Getting the best performance is not important

When I was initially learning data science and machine learning, there was a lot of emphasis on performance metrics. The truth is, for almost every project, you can get 90% of the actual value of the project quickly and the last 10% will take you ten times longer. For most projects, it just isn’t worth it. While with Kaggle you want to perfect the model as much as possible because a .01 increase in your performance metric of choice can make or break you, in the real world, tiny increases rarely matter (though obviously this depends on the industry and project).

The hard part of projects isn’t the machine learning, but everything else

More important than knowing how to build the best predictive model is knowing how to translate a business problem into a problem a predictive model can help with, and translating a predictive model into something actionable. When people from other departments hear we can build predictive models, they often come up with some idea of something they think would be interesting to predict. Often, their ideas don’t make sense, but explaining why that’s the case, the technical issues involved, and coming up with an alternative that will work - that’s important. It’s also important that once a model is built, the output is actually usable - it’s easy to predict things, but often the prediction is only useful if it comes with some additional insight. Using tools like lime has been useful and is part of the solution, but sometimes your features are not actionable or easy to understand for the end user, so lime is useful but not a silver bullet - more thought needs to be put in than just to stick lime on the end.

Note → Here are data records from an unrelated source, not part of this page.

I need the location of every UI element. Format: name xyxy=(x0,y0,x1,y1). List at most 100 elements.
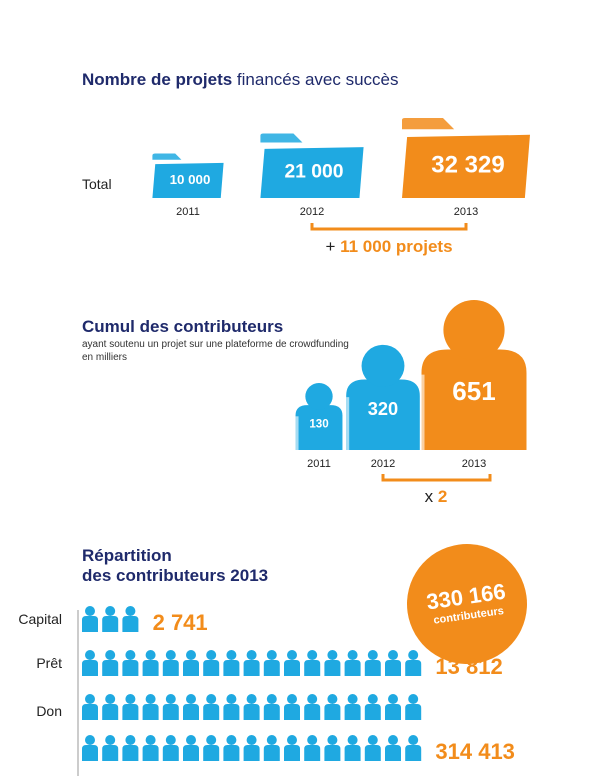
person-head xyxy=(287,735,297,745)
folder-value-label: 21 000 xyxy=(284,160,343,182)
person-icon xyxy=(263,735,280,761)
person-head xyxy=(125,650,136,660)
year-label: 2013 xyxy=(454,206,478,218)
person-body xyxy=(304,704,321,720)
person-head xyxy=(165,650,176,660)
person-body xyxy=(122,745,139,761)
person-body xyxy=(203,745,220,761)
person-icon xyxy=(243,694,260,720)
person-body xyxy=(405,704,422,720)
person-body xyxy=(82,660,98,676)
persons-chart: 130 2011 320 2012 651 2013 x 2 xyxy=(295,300,527,506)
person-icon xyxy=(142,735,159,761)
person-body xyxy=(385,660,401,676)
person-body xyxy=(82,745,98,761)
person-head xyxy=(361,344,405,387)
person-icon xyxy=(324,650,341,676)
person-icon xyxy=(344,735,361,761)
person-arm-line xyxy=(295,416,299,450)
person-icon xyxy=(122,694,139,720)
person-icon xyxy=(223,650,240,676)
folder-icon: 10 000 xyxy=(152,153,224,198)
person-icon xyxy=(82,606,98,632)
person-head xyxy=(388,694,398,704)
person-head xyxy=(266,694,277,704)
person-icon xyxy=(284,650,300,676)
person-body xyxy=(344,745,361,761)
person-head xyxy=(408,735,419,745)
person-head xyxy=(186,694,196,704)
person-head xyxy=(85,606,95,616)
section3-title-line1: Répartition xyxy=(82,546,172,565)
person-head xyxy=(266,735,277,745)
person-icon xyxy=(344,694,361,720)
person-body xyxy=(102,616,119,632)
person-body xyxy=(405,745,422,761)
person-body xyxy=(344,660,361,676)
folder-tab xyxy=(260,133,360,143)
person-icon xyxy=(102,606,119,632)
person-icon xyxy=(142,650,159,676)
person-icon xyxy=(162,735,179,761)
person-icon: 651 xyxy=(421,300,527,450)
person-body xyxy=(421,349,527,450)
person-body xyxy=(102,660,119,676)
person-icon xyxy=(203,694,220,720)
year-label: 2012 xyxy=(371,458,395,470)
person-body xyxy=(183,660,199,676)
person-body xyxy=(122,616,139,632)
folder-front xyxy=(402,134,530,198)
increase-bracket xyxy=(310,223,468,231)
person-body xyxy=(284,745,300,761)
person-head xyxy=(125,735,136,745)
person-icon xyxy=(82,650,98,676)
increase-label: + 11 000 projets xyxy=(325,237,452,256)
section2-subtitle: ayant soutenu un projet sur une platefor… xyxy=(82,338,349,364)
person-head xyxy=(145,650,156,660)
person-head xyxy=(165,694,176,704)
person-icon xyxy=(263,694,280,720)
person-body xyxy=(385,745,401,761)
person-head xyxy=(206,694,217,704)
person-icon xyxy=(304,735,321,761)
person-body xyxy=(324,660,341,676)
person-icon xyxy=(183,735,199,761)
person-head xyxy=(347,650,358,660)
person-head xyxy=(307,694,318,704)
person-body xyxy=(324,745,341,761)
person-body xyxy=(295,405,343,450)
person-icon xyxy=(284,735,300,761)
person-body xyxy=(364,660,381,676)
person-head xyxy=(206,650,217,660)
person-icon xyxy=(344,650,361,676)
person-icon xyxy=(364,694,381,720)
folder-front xyxy=(152,162,224,198)
person-body xyxy=(304,745,321,761)
person-icon xyxy=(405,694,422,720)
person-icon xyxy=(364,650,381,676)
person-body xyxy=(304,660,321,676)
person-icon xyxy=(243,735,260,761)
person-icon xyxy=(385,735,401,761)
person-body xyxy=(223,660,240,676)
section1-title-rest: financés avec succès xyxy=(232,70,399,89)
person-head xyxy=(105,735,116,745)
person-head xyxy=(287,650,297,660)
person-value-label: 130 xyxy=(309,418,328,431)
person-icon xyxy=(122,650,139,676)
person-icon: 320 xyxy=(346,344,420,450)
person-head xyxy=(367,650,378,660)
person-head xyxy=(226,650,237,660)
person-body xyxy=(284,704,300,720)
row-value-label: 314 413 xyxy=(435,739,515,764)
person-head xyxy=(186,735,196,745)
person-head xyxy=(327,694,338,704)
person-body xyxy=(344,704,361,720)
person-head xyxy=(305,382,333,410)
category-label: Prêt xyxy=(36,655,62,671)
person-head xyxy=(307,735,318,745)
total-label: Total xyxy=(82,176,112,192)
person-head xyxy=(408,650,419,660)
person-icon xyxy=(102,694,119,720)
person-body xyxy=(243,660,260,676)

Ask the right questions BEFORE you start a project

Finally, probably the most important lesson I’ve learned the hard way this year: Make sure you know up front where the data is going to come from and how the project is going to be used before putting too much effort into it or committing to any kind of deadline. I had one project described to me that I was excited to tackle and promised a quick turn-around on, only to learn that writing the algorithm was the easy part. I was given a sample of data and had assumed that meant there was a process in place for me to acquire the data. In reality, there was no such process, and it took months to figure out how to get access to the necessary data. I ended up looking pretty bad for going way over my initial time estimate, even though most of that time was spent waiting for people to respond to emails so I could track down and get access to the necessary data. Figuring out data pipelines is really hard in a big company!

I also had to pick up a few projects that were started before me when another data scientist left. One was a dashboard put together to help navigate and visualize some text data. I was amazed when I talked to the end-user to check what else they wanted done with the project, and discovered all of the changes they wanted involved removing features. The dashboard was massively over-engineered, with some of its major functionality either removed or left in but never used. Worse, the dashboard was never meant to be in long-term use and would be retired in a year, so there was no chance these features would find eventual use. This meant time was wasted twice - once creating those features, and again going back and removing them to simplify the dashboard.

This and other experiences really taught me the importance of having a close feedback loop with the end user of whatever project I’m working on. A biweekly, half-hour meeting can end up saving a lot of time.